Democrats agreed with the ABA’s concerns over Walker, whose course load includes seminars like Lawyering Skills I and II. “There have got to be more qualified Republican attorneys in America than the ones we’re seeing before this committee,” said Senate Judiciary member Dick Durbin. Ranking member Dianne Feinstein added a qualitative critique: “He has opposed the ability of federal agencies to adopt critical health and safety protections for workers and the environment, and he has argued that the FBI should not be independent of the president.” Walker has also been criticized for his defense of Brett Kavanaugh, conducting over 70 interviews in which he challenged the account of Christine Blasey Ford. Civil rights attorney and Obama administration alum Leslie Proll said that Walker got the nomination because “he went to bat for Kavanaugh.”

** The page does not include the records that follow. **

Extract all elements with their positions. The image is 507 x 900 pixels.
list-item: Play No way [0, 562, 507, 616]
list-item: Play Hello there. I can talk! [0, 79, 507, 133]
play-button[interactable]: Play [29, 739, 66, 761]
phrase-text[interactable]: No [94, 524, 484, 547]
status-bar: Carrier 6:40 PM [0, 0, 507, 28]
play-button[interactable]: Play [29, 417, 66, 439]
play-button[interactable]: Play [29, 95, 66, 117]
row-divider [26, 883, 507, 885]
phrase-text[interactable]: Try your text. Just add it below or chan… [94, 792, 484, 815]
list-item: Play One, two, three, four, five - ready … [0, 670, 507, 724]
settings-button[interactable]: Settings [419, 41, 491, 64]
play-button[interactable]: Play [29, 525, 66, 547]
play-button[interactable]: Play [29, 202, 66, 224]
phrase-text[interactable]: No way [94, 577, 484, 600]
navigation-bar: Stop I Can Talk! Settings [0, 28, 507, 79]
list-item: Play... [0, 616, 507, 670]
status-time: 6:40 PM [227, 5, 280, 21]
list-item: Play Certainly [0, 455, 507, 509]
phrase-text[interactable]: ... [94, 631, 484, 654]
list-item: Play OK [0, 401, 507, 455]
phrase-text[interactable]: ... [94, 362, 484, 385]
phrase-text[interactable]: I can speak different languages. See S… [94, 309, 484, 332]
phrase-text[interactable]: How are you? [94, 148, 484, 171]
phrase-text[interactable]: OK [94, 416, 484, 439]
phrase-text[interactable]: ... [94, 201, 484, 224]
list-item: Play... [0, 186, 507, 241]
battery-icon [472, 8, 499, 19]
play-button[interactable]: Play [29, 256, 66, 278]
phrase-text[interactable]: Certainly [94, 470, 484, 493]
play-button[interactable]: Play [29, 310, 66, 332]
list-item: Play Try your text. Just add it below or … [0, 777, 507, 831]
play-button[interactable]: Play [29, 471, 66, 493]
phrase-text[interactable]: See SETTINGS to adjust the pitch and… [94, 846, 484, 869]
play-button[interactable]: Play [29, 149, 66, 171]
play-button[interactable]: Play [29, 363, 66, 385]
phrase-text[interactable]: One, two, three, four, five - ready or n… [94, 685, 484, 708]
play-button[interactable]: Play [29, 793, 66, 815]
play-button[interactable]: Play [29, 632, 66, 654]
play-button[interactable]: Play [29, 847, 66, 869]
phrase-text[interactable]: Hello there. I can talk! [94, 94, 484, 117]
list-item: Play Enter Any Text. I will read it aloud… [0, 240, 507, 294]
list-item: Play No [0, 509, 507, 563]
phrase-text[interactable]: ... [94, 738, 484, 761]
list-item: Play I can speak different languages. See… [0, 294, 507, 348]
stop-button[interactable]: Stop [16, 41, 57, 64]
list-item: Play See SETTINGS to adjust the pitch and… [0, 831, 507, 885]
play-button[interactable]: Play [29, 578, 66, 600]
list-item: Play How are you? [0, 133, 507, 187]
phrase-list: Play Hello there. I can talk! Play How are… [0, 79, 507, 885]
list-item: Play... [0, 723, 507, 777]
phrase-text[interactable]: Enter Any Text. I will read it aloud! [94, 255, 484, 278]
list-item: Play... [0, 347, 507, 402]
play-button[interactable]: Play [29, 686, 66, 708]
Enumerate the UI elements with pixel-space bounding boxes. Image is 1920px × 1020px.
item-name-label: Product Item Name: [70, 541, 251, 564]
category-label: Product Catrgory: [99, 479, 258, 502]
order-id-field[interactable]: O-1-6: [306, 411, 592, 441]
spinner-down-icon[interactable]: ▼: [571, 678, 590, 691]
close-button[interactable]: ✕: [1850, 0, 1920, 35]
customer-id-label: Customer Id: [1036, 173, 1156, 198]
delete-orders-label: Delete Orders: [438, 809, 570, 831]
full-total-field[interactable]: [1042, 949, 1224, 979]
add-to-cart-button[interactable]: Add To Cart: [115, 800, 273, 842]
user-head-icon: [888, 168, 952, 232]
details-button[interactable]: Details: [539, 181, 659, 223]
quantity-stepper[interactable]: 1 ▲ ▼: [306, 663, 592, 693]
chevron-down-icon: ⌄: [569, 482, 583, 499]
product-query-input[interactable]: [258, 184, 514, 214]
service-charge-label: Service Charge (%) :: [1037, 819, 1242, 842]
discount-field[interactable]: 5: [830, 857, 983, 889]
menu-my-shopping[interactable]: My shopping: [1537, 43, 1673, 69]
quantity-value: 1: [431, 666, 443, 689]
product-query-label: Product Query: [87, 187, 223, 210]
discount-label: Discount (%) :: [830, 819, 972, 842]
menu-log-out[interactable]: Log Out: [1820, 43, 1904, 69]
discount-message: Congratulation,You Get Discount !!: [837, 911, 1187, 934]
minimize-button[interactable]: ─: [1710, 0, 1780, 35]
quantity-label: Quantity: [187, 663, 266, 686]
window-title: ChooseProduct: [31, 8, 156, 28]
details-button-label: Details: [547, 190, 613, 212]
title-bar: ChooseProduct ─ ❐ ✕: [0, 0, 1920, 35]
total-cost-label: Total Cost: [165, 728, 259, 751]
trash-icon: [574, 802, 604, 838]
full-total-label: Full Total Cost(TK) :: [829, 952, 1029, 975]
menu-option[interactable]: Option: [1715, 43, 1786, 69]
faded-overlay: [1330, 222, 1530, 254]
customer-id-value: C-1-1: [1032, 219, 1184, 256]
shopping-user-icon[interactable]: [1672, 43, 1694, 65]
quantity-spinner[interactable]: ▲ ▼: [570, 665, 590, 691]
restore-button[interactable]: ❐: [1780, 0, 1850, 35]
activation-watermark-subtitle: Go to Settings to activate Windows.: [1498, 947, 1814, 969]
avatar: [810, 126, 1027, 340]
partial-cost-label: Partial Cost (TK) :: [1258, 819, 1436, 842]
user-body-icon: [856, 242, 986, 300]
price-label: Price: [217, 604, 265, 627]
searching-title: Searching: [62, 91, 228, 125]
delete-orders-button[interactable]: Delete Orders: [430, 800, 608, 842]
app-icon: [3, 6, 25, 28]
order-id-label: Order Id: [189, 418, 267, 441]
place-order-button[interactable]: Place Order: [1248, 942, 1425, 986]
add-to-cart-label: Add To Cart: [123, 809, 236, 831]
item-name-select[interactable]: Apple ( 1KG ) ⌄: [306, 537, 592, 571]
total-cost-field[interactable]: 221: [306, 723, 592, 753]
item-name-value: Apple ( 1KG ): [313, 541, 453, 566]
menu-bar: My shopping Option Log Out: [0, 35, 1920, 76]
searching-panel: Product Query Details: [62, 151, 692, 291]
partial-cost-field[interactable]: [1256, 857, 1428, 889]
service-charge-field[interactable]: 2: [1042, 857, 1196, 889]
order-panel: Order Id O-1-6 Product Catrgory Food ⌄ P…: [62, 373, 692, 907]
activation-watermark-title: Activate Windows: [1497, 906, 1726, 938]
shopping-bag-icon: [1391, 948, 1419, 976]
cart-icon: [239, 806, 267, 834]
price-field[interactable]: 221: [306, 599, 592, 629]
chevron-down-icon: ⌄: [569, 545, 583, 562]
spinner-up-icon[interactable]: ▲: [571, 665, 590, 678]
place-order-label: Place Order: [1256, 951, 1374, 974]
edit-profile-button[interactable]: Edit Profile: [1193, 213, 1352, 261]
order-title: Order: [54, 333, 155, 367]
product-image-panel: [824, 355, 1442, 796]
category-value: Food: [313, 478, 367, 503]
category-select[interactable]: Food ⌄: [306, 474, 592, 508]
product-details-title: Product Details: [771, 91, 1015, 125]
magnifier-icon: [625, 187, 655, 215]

Walker isn’t the first unqualified candidate put forward by the Trump administration. As HuffPost notes, Senate Republicans have confirmed four lifetime federal judges who were deemed unqualified by the ABA, including one guy who just couldn’t write well:
They include U.S. Circuit Judge Leonard Steven Grasz, who the ABA concluded was “unable to separate his role as an advocate from that of a judge” given his strong anti-LGBTQ and anti-abortion views; U.S. District Judge Charles Goodwin, who the ABA said lacked the ability to fulfill the demands of a federal judge given his frequent absence from the courthouse in his former role as a magistrate judge; and U.S. Circuit Court Judge Jonathan Kobes, who the ABA found “was unable to provide sufficient writing samples of the caliber required” of a circuit judge.
Walker’s passage through the Senate Judiciary on Thursday is a reminder of why Establishment Republicans are willing to sit through dueling scandals in Turkey and Ukraine: to remake the federal judiciary in their own likeness for decades to come. As of publication, Trump has appointed two judges to the Supreme Court, 43 to the U.S. Court of Appeals, and 109 to U.S. District Courts.